Comment: This decision is significant for at least two reasons. The first is a procedural point but resonates way beyond COP proceedings. In this case, the COP3 form, which provides the initial evidence basis of incapacity to open the courtroom doors, was completed by SY’s social worker. His Lordship observed:
“22. I am told by counsel that it is more usual for the assessment of capacity to be undertaken by a medical practitioner or a psychiatrist. The assessment in this case demonstrates that an appropriately qualified social worker is eminently suited to undertake such capacity assessments. I commend the practice which I hope will be followed in appropriate future cases.”
Coincidentally, this judicial endorsement of social work incapacity evidence reflects the new COP3 which has been reworded to make it clear that professionals other than medical practitioners can complete the assessment (see below). It also reflects the MCA Code of Practice (paras 4.38-4.43) which envisages that capacity is not exclusively within the purview of medical practitioners or psychiatrists.

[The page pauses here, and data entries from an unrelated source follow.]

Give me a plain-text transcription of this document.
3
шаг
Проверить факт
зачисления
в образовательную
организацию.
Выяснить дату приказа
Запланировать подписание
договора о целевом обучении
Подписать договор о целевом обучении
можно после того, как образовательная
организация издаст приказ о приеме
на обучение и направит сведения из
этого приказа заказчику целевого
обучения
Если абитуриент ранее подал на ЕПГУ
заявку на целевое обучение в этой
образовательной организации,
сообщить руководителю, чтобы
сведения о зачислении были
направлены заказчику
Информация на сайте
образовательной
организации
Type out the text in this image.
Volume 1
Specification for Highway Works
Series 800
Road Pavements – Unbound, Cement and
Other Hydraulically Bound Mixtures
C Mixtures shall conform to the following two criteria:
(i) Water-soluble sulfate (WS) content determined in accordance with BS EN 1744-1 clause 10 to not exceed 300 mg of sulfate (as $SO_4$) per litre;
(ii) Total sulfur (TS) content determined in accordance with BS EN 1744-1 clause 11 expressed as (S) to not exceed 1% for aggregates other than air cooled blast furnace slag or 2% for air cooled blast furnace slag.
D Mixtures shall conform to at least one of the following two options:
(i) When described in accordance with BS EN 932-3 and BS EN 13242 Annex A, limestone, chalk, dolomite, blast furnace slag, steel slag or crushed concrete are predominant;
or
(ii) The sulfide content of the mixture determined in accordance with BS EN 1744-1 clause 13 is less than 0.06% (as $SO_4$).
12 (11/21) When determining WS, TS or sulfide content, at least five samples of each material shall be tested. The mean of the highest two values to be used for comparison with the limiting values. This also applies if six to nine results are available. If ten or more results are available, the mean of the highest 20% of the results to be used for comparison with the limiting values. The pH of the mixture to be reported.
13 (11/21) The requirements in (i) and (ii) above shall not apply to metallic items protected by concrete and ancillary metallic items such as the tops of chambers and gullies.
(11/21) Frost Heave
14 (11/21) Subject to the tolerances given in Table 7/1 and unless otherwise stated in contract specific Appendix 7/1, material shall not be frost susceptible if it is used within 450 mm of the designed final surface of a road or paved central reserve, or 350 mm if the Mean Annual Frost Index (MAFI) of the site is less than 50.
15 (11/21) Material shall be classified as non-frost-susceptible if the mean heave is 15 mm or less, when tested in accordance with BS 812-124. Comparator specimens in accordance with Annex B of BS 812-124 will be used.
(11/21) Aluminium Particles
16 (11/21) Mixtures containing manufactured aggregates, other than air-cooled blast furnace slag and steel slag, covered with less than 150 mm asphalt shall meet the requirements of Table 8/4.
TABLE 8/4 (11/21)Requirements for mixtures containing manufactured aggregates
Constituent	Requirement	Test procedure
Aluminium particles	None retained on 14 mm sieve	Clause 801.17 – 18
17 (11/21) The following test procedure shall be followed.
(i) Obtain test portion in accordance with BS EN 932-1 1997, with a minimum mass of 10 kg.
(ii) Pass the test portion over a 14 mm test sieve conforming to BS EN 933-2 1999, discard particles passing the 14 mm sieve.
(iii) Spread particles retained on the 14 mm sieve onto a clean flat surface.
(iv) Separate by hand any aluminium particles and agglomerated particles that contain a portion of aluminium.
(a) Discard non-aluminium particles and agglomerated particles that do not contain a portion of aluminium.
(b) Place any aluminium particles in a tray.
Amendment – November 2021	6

Secondly, the inherent jurisdiction had never previously been called upon in Court of Protection proceedings to make a ‘non-marriage’ declaration – which differs to ‘non-recognition’ – and the flexibility of being able to do so, of the Court’s own motion in order to avoid unnecessary freestanding applications, is to be welcomed. There are clearly significant public policy reasons for such declarations being made and to declare the legal reality of an emotional situation may also serve the best interests of the incapacitated participant of the ceremony.